Carlos Hamilton Vasconcelos Araújo (born August 4, 1964) is graduated in civil engineering and holds an M.Sc. and a Ph.D. in economics. Previously, he was a member of the Risks and Capital Committee (2018/2019) and Chief of Services, Infrastructure and Operations Officer (2016–2018), both in Banco do Brasil. Since 2019, he is a member of the Board of Directos of Banco Votorantim, BB-BI, BB DTVM, BB Mapfre SH1, BB Elo Cartões, BB Cartões and BB Leasing.

He was a member of the board of directors of BB Seguridade Participações S.A. (2017–2018), Cielo (2019), Neoenergia (2016–2017) and RME (2017–2018). In 2016, he served as secretary of economic policy of the Ministry of Finance. Carlos Hamilton held the position of director of planning and strategy of Eldorado Brasil Celulose SA.

As a board member of Central Bank of Brazil, he was director of economic policy and director of international affairs (2010–2015), deputy chief and senior advisor of the Department of Studies and Research (2001–2010).

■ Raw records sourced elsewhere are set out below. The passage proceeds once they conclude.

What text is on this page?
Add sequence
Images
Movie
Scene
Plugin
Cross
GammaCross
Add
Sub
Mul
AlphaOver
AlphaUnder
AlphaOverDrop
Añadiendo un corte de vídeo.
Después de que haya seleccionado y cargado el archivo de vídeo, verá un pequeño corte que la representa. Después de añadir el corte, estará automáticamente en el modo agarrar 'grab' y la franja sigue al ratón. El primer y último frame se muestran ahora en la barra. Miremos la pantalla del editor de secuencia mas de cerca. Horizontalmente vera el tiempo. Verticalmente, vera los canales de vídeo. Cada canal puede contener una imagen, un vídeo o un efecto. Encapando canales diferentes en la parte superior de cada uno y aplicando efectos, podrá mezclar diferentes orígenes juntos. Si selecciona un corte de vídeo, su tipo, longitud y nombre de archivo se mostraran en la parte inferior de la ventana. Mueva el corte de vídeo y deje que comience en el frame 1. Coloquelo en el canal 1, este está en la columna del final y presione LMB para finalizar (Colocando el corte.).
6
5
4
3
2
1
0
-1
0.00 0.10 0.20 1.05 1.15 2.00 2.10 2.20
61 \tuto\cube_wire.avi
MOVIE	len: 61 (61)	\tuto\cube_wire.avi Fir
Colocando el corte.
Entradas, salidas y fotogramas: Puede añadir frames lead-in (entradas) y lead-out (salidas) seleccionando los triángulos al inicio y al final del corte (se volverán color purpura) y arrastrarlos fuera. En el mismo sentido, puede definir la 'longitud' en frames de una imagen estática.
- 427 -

Hamilton holds a PhD and a master's degree in economics from the Getulio Vargas Foundation in Rio de Janeiro, Brazil. He is a trained civil engineer from the Federal University of Ceará.

Hamilton started his career at the Bank of Ceará State (1984–1990); after that he worked at the National Treasury from 1990 to 1992. Since 2000, he has held several positions at the Central Bank of Brazil, such as chief of the Open Market Trade Desk (2000–2001), senior advisor in the research department (2001–2005), deputy head of the research department (2005–2006), head of the research department (2006–2010), deputy governor for international affairs (2010) and deputy governor for economic policy (2010–2015).

Other activities include academic teaching at important business schools in Brazil, having lectured macroeconomics at FGV and at IBMEC, a business school in Rio de Janeiro.